December 28, 2017 13:28
A controversial deal struck by the Park Geun-hye administration with Japan on the indirect compensation of Korean wartime sex slaves was wrapped up in secret concessions from Seoul, a report published Wednesday shows.
The report written by a Foreign Ministry task force says that the deal signed in December 2015 came with an "undisclosed agreement" about Seoul's promise not to support statutes and other memorials honoring the victims.
It also promised Tokyo not to use the term "sex slaves" for the women but call them "Japanese military comfort women victims," which obscures the nature of their ordeal.
The Park government also failed to immediately inform the victims that the deal was "final" and "irreversible" when it tried to persuade them to accept it, according to the report.
The report puts the new government in a bind, with Tokyo warning that relations will become "unmanageable" if Seoul were to seek a change in the deal.
Foreign Minister Kang Kyung-wha said, "We're going to gather opinions from civic groups and experts based on the report." A senior presidential official told reporters, "We'll listen carefully to people from all walks of life and also take possible effects on the Seoul-Tokyo relations into consideration."
On the campaign trail, President Moon Jae-in called for abrogating and renegotiating the deal, which lets Japan off without taking full responsibility in return for indirect compensation to the victims.

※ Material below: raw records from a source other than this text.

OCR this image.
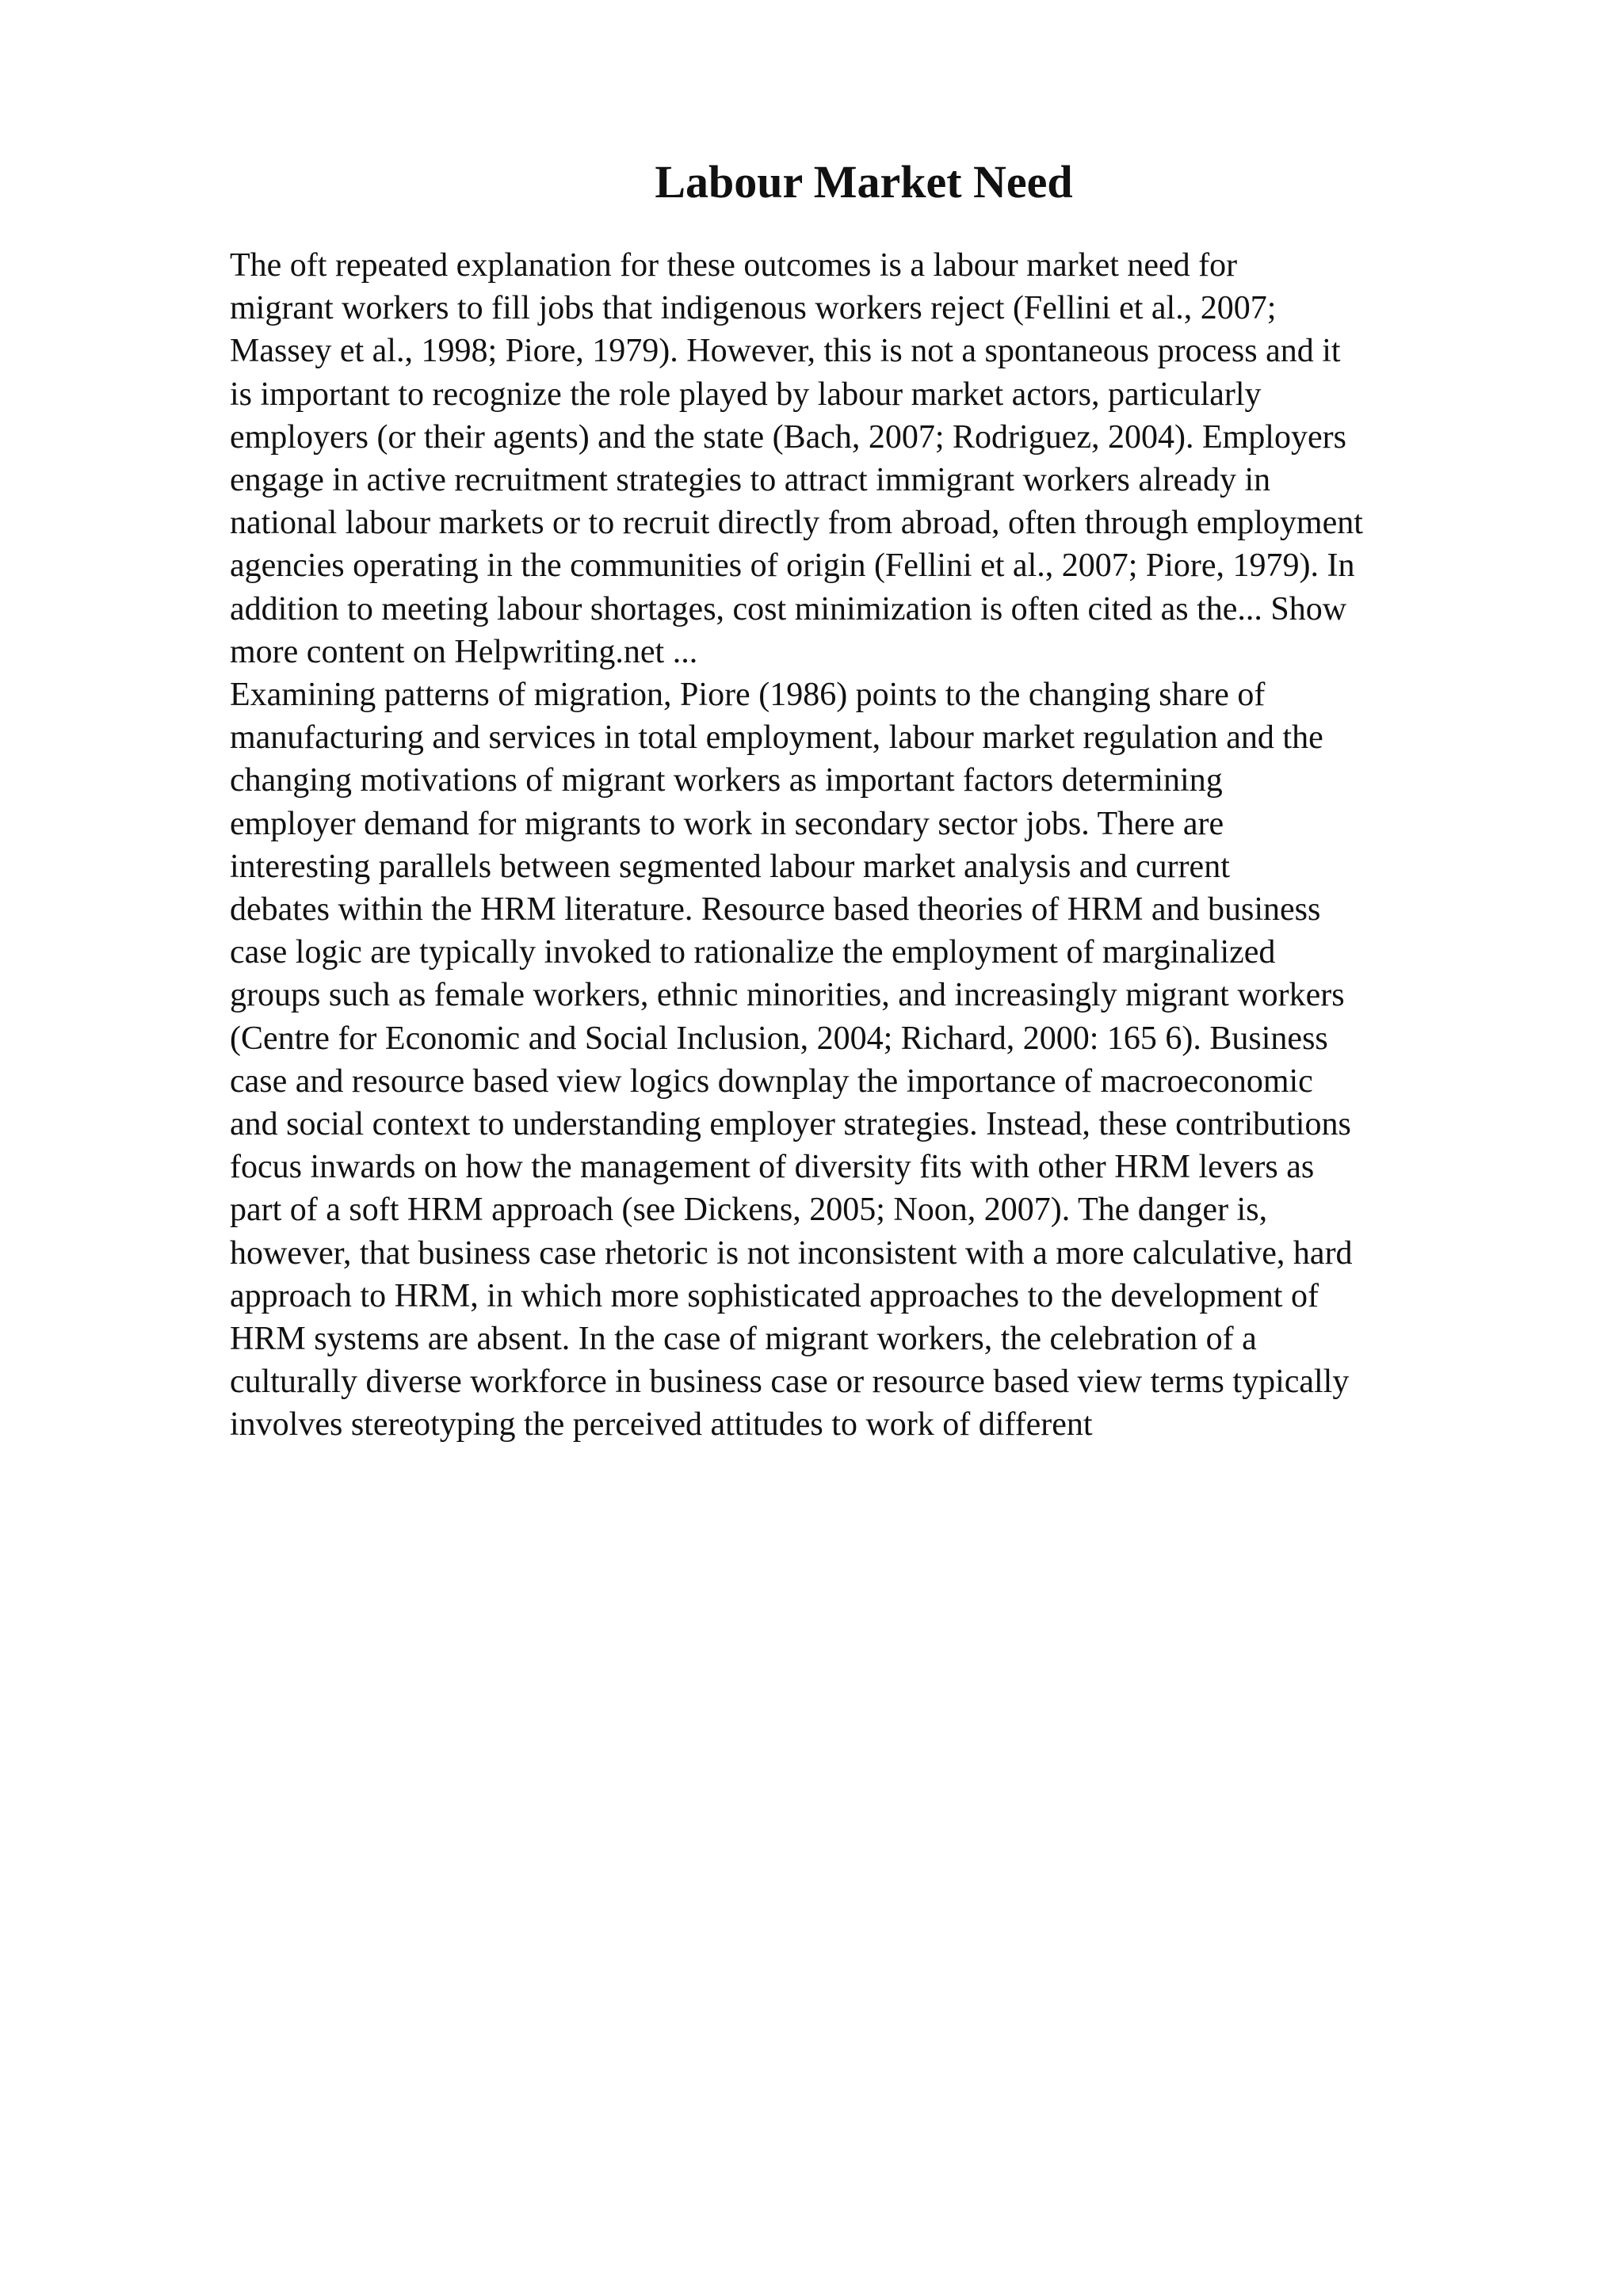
Labour Market Need
The oft repeated explanation for these outcomes is a labour market need for
migrant workers to fill jobs that indigenous workers reject (Fellini et al., 2007;
Massey et al., 1998; Piore, 1979). However, this is not a spontaneous process and it
is important to recognize the role played by labour market actors, particularly
employers (or their agents) and the state (Bach, 2007; Rodriguez, 2004). Employers
engage in active recruitment strategies to attract immigrant workers already in
national labour markets or to recruit directly from abroad, often through employment
agencies operating in the communities of origin (Fellini et al., 2007; Piore, 1979). In
addition to meeting labour shortages, cost minimization is often cited as the... Show
more content on Helpwriting.net ...
Examining patterns of migration, Piore (1986) points to the changing share of
manufacturing and services in total employment, labour market regulation and the
changing motivations of migrant workers as important factors determining
employer demand for migrants to work in secondary sector jobs. There are
interesting parallels between segmented labour market analysis and current
debates within the HRM literature. Resource based theories of HRM and business
case logic are typically invoked to rationalize the employment of marginalized
groups such as female workers, ethnic minorities, and increasingly migrant workers
(Centre for Economic and Social Inclusion, 2004; Richard, 2000: 165 6). Business
case and resource based view logics downplay the importance of macroeconomic
and social context to understanding employer strategies. Instead, these contributions
focus inwards on how the management of diversity fits with other HRM levers as
part of a soft HRM approach (see Dickens, 2005; Noon, 2007). The danger is,
however, that business case rhetoric is not inconsistent with a more calculative, hard
approach to HRM, in which more sophisticated approaches to the development of
HRM systems are absent. In the case of migrant workers, the celebration of a
culturally diverse workforce in business case or resource based view terms typically
involves stereotyping the perceived attitudes to work of different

Japanese Foreign Minister Taro Kono, who is visiting the Middle East, in a statement said, "The deal was reached by the leaders of the two countries who were elected democratically. If the Korean government wants to seek a change in the deal that is already being implemented, based on its report, bilateral relations will become unmanageable. We can never accept it."

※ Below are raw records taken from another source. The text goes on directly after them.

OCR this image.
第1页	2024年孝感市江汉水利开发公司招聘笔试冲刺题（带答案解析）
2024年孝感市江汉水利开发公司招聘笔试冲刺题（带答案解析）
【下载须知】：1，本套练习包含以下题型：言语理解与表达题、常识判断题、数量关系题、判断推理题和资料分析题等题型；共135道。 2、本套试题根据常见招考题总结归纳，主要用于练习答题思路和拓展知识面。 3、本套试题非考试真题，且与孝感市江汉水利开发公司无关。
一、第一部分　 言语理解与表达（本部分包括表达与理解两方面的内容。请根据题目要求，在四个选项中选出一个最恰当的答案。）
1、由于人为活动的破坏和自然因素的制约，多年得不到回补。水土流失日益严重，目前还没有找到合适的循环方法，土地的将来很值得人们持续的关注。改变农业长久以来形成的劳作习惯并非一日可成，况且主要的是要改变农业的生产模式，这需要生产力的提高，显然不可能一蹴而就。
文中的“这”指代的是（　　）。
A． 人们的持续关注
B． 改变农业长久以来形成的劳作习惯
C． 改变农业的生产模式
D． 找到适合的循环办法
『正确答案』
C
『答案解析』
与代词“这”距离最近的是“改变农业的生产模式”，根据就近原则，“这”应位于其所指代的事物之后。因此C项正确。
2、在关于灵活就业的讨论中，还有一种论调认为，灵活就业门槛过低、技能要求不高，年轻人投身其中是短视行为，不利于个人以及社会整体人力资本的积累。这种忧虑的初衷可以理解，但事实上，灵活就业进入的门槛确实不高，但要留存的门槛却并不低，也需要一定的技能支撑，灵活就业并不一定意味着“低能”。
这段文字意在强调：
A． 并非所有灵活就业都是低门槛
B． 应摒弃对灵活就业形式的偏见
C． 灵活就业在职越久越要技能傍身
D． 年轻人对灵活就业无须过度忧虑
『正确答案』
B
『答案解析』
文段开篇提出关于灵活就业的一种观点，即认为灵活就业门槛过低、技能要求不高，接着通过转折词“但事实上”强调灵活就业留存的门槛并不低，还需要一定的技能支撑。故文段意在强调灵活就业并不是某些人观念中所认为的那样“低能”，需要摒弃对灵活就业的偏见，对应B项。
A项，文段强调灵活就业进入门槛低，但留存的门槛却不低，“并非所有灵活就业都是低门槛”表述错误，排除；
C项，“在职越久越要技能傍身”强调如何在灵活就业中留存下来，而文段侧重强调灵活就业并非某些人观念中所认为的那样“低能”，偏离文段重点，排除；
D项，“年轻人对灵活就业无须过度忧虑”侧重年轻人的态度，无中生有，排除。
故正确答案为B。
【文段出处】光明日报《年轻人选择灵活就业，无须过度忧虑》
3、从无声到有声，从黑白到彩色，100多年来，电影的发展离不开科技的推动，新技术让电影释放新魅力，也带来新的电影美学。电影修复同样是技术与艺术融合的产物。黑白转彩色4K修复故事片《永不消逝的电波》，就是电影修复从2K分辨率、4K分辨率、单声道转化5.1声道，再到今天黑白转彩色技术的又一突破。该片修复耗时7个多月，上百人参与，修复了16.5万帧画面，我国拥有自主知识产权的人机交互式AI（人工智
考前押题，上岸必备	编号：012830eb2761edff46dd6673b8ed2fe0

During a meeting in Germany in July, Moon and Japanese Prime Minister Shinzo Abe agreed to revive shuttle diplomacy while pledging to "overcome the dark past history" without commenting directly on the deal, which is deeply unpopular in Korea.
Even Korea's disclosed pledge to remove statutes honoring the victims from the vicinity of Japanese missions has proved impossible to fulfill as they sit on municipal land over which the central government has no control and were funded with private donations.
The publication of the report casts doubt on Moon's planned visit to Tokyo next month.